Chen did not appear in court, citing a pre-arranged engagement. His lawyer did not specify what the event was. The court said it would bring him to court for questioning if he did it again without cause.
Retired vice admiral Lei Hsueh-ming (雷學明), retired rear admiral Wang Chin-sheng (王琴生) and three others filed a defamation suit against Chen, DPP Legislator William Lai (賴清德) and former DPP legislator Hsu Kuo-yung (徐國勇) for allegedly claiming that Lei and the others accepted kickbacks in connection with the purchase of frigates.
Hsu was the only defendant to show up yesterday. Chen’s lawyer said that Chen’s secretary told him that the summons was at short notice and that he could not make it because he had other arrangements.
The judge, however, rebuffed this, saying that Chen received the summons on May 23 and he had not clearly specified the reason for his absence. The judge asked Chen’s lawyer to tell Chen that the court has the right to bring him in for questioning if he ignores a subpoena without cause.
Chen’s office yesterday expressed regret over the litigation, saying that Chen simply questioned the flow of the kickbacks and never alleged Lei had taken cash.
The statement said Chen, in an interview with ETTV in 2005, said that he began investigating the case when he was a legislator and was glad to be re-elected so he could continue probing the deal, which he claimed involved NT$15 billion (US$500 million) in kickbacks.
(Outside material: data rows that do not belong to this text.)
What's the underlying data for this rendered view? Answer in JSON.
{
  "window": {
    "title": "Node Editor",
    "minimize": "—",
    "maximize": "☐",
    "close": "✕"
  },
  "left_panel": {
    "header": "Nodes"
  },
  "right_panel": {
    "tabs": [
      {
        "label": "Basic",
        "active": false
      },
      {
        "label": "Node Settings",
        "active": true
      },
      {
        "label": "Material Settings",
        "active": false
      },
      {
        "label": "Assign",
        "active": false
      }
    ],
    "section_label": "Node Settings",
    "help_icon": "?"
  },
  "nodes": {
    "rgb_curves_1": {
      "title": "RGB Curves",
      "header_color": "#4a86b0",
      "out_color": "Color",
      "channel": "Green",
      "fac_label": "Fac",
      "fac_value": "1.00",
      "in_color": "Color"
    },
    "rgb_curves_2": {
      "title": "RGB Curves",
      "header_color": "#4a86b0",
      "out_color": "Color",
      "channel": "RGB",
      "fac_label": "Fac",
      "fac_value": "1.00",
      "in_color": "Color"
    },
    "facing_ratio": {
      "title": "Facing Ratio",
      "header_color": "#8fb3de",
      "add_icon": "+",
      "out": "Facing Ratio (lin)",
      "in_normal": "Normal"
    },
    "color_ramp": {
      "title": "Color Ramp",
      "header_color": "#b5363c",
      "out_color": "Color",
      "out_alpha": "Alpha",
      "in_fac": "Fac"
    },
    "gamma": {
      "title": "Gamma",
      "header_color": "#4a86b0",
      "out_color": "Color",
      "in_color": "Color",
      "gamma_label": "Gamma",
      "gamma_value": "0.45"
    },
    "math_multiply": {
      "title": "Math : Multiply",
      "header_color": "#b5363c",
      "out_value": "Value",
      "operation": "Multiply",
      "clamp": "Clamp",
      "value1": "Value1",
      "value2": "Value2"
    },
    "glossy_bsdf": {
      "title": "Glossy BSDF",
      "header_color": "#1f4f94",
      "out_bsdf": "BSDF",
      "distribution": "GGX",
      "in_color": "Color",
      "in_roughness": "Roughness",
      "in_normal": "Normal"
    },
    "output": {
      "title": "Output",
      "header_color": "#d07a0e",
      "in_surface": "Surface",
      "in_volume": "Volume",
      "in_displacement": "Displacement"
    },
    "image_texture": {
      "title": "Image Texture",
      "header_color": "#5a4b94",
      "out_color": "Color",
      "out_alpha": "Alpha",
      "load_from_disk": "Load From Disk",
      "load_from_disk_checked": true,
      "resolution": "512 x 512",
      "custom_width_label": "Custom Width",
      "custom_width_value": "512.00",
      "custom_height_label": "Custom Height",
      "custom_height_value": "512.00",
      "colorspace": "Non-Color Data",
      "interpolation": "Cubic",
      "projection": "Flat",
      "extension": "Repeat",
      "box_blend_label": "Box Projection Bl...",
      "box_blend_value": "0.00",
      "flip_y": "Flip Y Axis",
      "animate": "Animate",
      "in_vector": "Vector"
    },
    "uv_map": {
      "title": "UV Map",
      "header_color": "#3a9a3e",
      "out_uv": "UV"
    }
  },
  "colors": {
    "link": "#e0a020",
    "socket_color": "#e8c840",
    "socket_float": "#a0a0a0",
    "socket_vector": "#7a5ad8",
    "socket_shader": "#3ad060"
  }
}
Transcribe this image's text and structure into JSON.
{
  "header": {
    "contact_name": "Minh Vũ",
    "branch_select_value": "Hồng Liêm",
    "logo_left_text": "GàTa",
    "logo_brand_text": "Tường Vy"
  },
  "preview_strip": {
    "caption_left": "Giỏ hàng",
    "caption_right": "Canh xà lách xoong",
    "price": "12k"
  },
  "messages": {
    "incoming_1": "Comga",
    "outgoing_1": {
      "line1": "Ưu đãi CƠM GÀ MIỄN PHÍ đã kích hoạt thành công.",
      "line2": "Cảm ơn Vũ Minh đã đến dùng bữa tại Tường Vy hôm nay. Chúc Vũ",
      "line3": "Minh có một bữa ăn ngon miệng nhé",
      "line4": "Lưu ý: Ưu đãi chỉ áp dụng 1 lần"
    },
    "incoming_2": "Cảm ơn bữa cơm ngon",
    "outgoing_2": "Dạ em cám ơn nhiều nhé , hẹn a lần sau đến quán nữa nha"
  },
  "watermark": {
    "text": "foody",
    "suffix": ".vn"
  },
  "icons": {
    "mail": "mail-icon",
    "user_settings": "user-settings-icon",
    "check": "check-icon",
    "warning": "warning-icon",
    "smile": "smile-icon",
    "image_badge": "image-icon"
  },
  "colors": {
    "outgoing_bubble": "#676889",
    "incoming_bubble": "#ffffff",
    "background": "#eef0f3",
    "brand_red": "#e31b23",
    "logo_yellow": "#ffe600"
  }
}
Chen said the government’s original plan in 1988 was to purchase South Korean-made frigates. But on a trip to France in May 1989, former premier Hau Pei-tsun (郝柏村) asked the navy to suspend the plan, and the government decided in 1990 to purchase the French-made ships.
Andrew Wang (汪傳浦), the key suspect in the kickback scandal, fled the country following the murder of naval captain Yin Ching-feng (尹清楓) in 1993. Yin is believed to have been about to blow the whistle on colleagues taking kickbacks. Wang has been charged in absentia with murder, corruption, money laundering and fraud.